The Gift That Keeps on Giving

by Adam on December 19, 2012

With the holiday season upon us, I’m looking ahead to Christmas and trying to wrap up the last of my Christmas shopping (relatively soon, if possible, as the day is fast approaching). In looking to offer a variety of gifts under the tree, I realized how many people in my life truly enjoy and appreciate (and want to share) good food. Indeed, more and more of the gifts I’m giving this year are gifts of food and I’ve tried to find ways to offer new and different items to family and friends in that vein.

One of the relatively new developments in the food/entrepreneurship world is the trend towards companies that offer mail-order delivery of food from artisan producers. Some of these companies have packages available for one-time delivery (Eat Boutique is a great example in Boston, which has grown incredibly well both through the mail-order business and the in-person events), others offer monthly subscription boxes where users can receive 4-6 different sample items from a variety of producers. Foodzie was perhaps best known for this, billed as an “Etsy for food.” In a testament to the model (or not, depending on how you look at it), the company was recently acquired by

In recent months, I’ve seen other models where users can sign up for a monthly food subscription service, and indeed I myself signed up for a Foodzie box about a year ago. I found the experience to be a balance of emotions. On the one hand, I always was very excited for the serendipity of the experience. On the other, there were always 1-2 products I just didn’t like. And this is the first point in the model where things start to breakdown. Foodzie was charging $20/month. There are others out there, such as Gourmet Spotting, The Missing Ingredient and others that are charging more. But even at $20/month (or $20/box, which is essentially the same thing), I felt a certain pang of disappointment whenever even 1 of the products was not of interest. These are small samples by the way, so at $3+ each for 6 samples, the value you get from that box matters.

I think this is an interesting business model though, one that caters to a growing number of informed food lovers who want to discover new products (and also plays to the locality of product sourcing). But, I’m not sure how it will actually play out in the days ahead. Walmart is now moving into this space, and depending on how well they perform and source products, they could be a category killer given the breadth and depth of their distribution network (and also because they could operate the business at a loss without much issue, at least in the beginning).

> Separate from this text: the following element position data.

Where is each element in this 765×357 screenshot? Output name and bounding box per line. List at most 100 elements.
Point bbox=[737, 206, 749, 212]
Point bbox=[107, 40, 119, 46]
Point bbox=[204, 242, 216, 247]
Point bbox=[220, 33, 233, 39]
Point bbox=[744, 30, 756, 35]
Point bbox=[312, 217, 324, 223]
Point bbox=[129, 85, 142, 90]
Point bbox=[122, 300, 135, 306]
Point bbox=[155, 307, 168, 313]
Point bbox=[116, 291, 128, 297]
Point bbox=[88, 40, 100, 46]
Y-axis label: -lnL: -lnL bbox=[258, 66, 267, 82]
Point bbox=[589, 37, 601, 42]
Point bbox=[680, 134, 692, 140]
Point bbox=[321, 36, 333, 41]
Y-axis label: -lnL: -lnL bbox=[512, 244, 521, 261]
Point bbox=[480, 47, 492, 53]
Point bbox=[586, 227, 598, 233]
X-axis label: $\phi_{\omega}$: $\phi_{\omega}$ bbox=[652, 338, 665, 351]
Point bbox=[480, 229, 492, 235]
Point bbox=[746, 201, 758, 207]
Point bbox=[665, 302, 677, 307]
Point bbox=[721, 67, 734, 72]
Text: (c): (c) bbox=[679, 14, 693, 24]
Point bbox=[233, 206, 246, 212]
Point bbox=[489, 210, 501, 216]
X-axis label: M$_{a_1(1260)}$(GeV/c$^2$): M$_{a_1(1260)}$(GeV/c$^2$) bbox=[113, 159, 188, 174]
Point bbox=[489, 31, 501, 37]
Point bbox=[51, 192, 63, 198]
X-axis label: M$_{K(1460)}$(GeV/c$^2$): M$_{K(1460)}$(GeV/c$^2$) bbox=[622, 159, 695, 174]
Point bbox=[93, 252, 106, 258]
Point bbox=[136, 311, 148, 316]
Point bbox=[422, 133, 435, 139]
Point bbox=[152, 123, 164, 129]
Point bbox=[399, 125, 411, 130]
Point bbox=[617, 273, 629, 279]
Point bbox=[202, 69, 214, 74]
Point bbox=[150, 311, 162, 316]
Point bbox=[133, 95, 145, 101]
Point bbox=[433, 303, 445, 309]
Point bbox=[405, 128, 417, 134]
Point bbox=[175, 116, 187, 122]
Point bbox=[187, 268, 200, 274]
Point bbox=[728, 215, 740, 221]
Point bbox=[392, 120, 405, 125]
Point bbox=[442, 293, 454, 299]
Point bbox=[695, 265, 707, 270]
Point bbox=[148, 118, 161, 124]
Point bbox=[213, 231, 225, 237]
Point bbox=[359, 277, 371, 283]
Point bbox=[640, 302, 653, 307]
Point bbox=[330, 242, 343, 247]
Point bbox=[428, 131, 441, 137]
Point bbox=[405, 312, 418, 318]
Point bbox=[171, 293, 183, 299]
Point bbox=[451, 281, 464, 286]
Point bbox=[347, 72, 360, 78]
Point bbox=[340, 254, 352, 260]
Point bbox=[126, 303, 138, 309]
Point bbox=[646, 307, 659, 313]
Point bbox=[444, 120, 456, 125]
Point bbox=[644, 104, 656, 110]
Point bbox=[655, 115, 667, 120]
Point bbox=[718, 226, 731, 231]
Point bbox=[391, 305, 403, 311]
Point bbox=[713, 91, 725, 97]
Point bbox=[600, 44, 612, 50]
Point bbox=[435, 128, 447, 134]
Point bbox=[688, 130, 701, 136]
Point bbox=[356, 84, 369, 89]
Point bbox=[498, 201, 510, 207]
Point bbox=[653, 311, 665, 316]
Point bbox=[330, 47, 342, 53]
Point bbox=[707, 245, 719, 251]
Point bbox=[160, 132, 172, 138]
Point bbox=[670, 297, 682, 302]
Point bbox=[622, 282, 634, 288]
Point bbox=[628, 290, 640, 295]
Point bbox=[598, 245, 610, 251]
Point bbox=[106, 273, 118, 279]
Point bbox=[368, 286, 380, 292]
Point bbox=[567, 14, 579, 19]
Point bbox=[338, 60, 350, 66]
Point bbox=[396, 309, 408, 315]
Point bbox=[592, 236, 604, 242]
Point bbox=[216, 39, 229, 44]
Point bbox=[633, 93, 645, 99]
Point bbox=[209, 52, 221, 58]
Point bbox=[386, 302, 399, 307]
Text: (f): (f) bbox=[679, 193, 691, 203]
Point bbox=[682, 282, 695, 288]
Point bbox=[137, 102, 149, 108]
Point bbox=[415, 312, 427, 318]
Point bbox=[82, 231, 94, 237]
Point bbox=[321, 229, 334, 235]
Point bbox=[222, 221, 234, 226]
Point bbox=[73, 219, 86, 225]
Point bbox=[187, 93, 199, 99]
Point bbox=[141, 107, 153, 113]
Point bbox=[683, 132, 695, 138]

The biggest challenge for new businesses in this space is much more about logistics than anything else. If you offer a 6-item tasting box, how does that box get assembled? Foodzie was taking the product into their offices and assembling 5,000+ boxes per month, not exactly a scalable business model (especially when you consider that the producers all had to ship the products to Foodzie first and then Foodzie had to turn them around to consumers). But, the alternative is allowing the producers to ship them directly, and a consumer ends up with 6 packages on their doorstep. Not necessarily efficient.

I like the idea, and I do hope that it’ll help to open up more opportunity for food discovery and also producer/consumer connection, but as with all things in business, it comes down to the dollars and cents of each model.